Çakma gerekçelerle işgal edilişinden beri altı üstüne gelmiş olan Irak toparlanmaya çalışıyor.
Emperyalizmin kurtarıcı kisvesiyle yürüttüğü sömürüyle nasıl baş edecek orası şimdilik meçhul.
Ancak emperyalizmle mücadelede örnek politikalar takip eden Türkiye, tarihi birlikteliklerin yanı sıra 384 km’lik sınırı, insani, ticari ilişkiler ve terörle mücadele göz önünde bulundurulduğunda Irak ile ilişkilerini geliştirmek zorundadır.
Her ne kadar ABD İran ve Suudi Arabistan’ın Türkiye karşıtı nüfuz politikaları devam ediyor olsa da, hiçbiri Irak’a Türkiye kadar faydalı olacak konumda değildir.
***
Türkiye her şeyden öce milli güvenliğini tehdit eden terör örgütlerinin topraklarında konuşlanıyor olması sebebiyle Irak istese de istemese de ilişkilerini sıcak tutmak zorundadır.

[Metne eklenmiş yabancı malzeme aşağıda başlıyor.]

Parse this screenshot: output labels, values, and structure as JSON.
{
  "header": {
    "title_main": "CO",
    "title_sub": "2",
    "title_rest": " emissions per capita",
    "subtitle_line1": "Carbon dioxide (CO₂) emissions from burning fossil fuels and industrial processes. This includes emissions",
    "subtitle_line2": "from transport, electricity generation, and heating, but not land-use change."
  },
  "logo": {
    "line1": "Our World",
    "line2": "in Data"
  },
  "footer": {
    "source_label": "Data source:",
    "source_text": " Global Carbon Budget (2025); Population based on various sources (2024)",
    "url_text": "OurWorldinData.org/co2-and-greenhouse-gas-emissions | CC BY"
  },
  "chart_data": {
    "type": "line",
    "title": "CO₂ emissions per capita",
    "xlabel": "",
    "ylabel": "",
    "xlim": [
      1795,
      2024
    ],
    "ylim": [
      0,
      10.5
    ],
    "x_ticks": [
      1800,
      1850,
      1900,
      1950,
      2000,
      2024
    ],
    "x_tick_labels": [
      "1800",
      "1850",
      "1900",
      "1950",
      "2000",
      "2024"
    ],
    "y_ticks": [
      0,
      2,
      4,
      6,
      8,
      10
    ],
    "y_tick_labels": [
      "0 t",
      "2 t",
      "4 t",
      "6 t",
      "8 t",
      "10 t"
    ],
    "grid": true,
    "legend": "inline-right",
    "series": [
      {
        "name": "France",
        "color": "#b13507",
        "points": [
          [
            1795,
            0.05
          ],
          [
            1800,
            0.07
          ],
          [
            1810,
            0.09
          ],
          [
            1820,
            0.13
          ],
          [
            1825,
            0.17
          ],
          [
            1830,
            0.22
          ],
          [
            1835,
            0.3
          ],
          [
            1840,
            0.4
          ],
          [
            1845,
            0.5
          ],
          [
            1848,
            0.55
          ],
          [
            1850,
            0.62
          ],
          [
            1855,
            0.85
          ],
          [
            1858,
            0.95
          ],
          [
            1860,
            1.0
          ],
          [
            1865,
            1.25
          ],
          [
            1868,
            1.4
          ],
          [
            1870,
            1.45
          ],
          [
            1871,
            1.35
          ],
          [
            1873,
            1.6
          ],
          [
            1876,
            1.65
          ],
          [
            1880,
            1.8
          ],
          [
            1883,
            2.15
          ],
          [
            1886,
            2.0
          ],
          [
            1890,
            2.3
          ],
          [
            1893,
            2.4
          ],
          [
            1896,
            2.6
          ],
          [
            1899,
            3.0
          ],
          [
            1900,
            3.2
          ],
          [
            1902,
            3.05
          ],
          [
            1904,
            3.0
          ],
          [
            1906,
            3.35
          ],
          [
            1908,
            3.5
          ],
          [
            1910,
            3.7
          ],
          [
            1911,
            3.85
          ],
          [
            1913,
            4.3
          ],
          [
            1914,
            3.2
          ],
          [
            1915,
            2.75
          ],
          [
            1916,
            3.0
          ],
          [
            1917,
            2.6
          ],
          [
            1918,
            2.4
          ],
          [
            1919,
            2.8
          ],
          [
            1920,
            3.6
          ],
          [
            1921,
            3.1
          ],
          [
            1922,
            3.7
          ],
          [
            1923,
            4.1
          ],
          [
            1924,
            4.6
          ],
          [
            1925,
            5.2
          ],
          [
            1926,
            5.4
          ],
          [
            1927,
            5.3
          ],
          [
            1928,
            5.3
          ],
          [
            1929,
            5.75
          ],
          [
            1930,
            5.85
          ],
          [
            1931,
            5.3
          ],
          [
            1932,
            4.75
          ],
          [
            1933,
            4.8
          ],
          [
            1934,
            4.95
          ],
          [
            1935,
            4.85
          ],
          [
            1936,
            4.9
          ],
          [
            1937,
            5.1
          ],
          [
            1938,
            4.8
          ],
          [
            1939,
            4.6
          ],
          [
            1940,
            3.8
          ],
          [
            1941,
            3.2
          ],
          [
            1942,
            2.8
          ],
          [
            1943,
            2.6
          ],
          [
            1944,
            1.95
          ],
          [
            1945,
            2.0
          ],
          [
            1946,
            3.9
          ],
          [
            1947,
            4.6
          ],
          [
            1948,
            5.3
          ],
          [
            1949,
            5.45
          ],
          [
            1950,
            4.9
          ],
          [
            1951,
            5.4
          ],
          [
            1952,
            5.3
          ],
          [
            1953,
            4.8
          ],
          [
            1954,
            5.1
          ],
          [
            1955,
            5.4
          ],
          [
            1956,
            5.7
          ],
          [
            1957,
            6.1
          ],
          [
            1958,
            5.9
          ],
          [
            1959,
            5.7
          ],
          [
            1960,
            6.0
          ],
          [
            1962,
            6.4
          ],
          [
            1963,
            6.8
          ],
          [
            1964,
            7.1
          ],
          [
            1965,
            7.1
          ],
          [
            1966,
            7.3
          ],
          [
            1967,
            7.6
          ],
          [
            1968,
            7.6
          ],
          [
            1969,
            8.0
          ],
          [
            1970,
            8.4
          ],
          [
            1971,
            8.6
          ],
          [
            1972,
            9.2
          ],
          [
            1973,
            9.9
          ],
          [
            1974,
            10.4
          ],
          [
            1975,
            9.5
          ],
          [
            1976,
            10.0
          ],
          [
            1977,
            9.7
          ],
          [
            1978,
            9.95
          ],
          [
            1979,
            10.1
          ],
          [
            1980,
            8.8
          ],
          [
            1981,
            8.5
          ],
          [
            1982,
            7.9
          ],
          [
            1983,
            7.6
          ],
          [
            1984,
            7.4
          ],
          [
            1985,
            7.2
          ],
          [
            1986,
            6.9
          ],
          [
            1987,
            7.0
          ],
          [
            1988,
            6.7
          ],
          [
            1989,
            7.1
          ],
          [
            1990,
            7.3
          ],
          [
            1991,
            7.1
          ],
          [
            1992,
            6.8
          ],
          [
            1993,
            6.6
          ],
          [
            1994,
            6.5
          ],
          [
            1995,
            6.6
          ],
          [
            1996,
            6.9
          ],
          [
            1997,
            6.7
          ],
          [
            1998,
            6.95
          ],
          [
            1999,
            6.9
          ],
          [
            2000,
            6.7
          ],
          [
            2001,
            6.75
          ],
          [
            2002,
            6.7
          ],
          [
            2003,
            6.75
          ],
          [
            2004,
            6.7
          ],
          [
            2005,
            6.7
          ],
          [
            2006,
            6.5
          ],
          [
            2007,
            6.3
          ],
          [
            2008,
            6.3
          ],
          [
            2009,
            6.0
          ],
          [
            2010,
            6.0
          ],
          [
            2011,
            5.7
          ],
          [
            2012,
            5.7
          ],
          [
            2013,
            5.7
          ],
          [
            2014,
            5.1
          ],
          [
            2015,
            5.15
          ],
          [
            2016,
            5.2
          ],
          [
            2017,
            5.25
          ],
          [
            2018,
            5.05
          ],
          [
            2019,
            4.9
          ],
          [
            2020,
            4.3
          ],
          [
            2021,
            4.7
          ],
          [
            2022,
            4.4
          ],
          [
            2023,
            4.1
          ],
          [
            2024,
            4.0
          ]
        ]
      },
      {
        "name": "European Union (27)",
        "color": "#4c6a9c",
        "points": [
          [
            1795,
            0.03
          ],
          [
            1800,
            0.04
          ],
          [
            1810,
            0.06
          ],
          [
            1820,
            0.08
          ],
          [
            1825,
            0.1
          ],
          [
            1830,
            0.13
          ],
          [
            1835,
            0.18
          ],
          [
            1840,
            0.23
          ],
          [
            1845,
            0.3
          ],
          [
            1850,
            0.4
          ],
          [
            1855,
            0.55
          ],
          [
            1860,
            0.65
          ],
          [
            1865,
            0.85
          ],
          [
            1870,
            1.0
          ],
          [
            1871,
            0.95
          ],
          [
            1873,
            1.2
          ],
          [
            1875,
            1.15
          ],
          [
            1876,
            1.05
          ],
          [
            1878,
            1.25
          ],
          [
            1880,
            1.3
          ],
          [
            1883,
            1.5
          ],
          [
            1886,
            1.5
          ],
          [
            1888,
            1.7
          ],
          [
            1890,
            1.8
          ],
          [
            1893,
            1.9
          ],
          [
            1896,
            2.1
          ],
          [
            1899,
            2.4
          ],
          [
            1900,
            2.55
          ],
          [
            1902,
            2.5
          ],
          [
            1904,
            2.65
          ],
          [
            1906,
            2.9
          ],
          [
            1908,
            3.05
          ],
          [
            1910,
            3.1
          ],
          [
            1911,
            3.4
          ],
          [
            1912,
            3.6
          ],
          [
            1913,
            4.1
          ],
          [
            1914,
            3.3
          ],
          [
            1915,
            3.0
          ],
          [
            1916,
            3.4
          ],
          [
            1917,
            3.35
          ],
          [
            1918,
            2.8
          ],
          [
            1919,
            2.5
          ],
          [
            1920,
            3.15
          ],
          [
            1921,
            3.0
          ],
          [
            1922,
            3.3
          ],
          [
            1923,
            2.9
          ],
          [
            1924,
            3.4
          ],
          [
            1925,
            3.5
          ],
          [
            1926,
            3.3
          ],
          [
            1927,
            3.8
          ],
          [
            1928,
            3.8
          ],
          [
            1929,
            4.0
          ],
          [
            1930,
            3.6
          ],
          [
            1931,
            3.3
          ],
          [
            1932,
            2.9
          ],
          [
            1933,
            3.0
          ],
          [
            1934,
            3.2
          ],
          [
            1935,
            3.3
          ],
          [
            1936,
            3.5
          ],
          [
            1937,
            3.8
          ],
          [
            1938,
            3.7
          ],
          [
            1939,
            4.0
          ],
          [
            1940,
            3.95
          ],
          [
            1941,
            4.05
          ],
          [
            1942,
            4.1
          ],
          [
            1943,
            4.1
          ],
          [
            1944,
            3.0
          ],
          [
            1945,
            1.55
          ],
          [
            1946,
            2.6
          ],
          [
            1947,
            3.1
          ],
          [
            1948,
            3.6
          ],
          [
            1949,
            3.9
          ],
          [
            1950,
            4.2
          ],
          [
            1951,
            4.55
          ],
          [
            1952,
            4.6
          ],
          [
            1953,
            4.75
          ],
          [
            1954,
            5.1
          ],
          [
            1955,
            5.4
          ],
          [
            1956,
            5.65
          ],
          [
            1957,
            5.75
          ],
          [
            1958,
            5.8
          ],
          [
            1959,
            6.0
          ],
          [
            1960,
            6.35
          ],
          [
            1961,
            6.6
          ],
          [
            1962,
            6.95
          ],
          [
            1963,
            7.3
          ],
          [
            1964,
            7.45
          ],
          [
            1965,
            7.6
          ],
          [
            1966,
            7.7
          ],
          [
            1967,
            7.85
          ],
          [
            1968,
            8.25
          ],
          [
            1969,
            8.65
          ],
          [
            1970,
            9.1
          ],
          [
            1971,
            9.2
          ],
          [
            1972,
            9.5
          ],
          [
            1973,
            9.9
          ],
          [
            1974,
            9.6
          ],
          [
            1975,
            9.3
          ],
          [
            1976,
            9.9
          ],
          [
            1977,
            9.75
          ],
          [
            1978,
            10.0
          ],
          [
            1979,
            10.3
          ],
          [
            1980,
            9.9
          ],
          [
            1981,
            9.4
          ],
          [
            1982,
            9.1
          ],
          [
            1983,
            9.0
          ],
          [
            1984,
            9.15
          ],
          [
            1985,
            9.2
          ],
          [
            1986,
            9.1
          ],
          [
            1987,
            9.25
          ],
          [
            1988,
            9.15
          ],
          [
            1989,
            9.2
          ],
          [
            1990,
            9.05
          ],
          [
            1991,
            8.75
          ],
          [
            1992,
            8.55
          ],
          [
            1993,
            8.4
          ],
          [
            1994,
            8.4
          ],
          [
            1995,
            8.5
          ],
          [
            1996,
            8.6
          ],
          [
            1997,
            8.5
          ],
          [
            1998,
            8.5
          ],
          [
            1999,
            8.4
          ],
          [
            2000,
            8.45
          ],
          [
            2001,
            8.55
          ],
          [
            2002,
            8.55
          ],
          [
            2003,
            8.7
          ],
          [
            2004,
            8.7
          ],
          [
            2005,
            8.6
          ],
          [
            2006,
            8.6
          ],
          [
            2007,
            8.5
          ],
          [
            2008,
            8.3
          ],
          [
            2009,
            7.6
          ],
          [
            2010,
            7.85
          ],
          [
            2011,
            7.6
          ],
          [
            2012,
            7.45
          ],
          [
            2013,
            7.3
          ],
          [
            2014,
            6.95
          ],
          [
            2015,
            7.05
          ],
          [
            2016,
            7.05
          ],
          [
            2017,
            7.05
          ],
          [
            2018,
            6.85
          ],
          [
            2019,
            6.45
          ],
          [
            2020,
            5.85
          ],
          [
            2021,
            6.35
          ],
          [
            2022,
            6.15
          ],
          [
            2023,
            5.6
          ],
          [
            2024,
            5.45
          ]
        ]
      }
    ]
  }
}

İran nüfuzuna karşı Suudi Arabistan’ın Türkiye safında yer alması gerekirken işgalci ABD’yi tercih ettiği için durum biraz karışıktır.
Fakat Türk hariciyesi bu zor denklemde de isabetli adımlar atarak maharetini gösteriyor.
Irak konusunda özellikle terörle mücadele alanında hem İran’la hem ABD ile görüşmelerini aralıksız sürdürmesine rağmen ABD’nin çifte standartlı politikaları sebebiyle nihai sonuca varılamıyor.
ABD PK uzantısı YPG’yi bölgesel müttefik kabul ederek teröre doğrudan destek veren bir garip politika izliyor. Finansmanını da petrol ülkelerine yaptırarak problemi katmerleştiriyor.
***
Bütün bu zorluklara rağmen Türkiye, Irak yönetimiyle ilişkileri geliştirme istikametinde müsbet adımlar atmaktan çekinmiyor.
Türkiye bilindiği gibi terör örgütlerinin harabeye çevirdiği Irak’ın imarı için 5 milyar dolarlık bir kredi vaadinde bulunmuştu.
Irak Ticaret Bakanı, “Güvenliği sağladık, Türk şirketlerini bekliyoruz” çağrısı yapmıştı.
Geçen haftaBağdat’da 'Irak'ın Yeniden İmarı için Türkiye-Irak İnşaat Forumu' düzenlendi. Türk müteahhitler 90 milyar dolarlık önemli anlaşmalara imza attılar.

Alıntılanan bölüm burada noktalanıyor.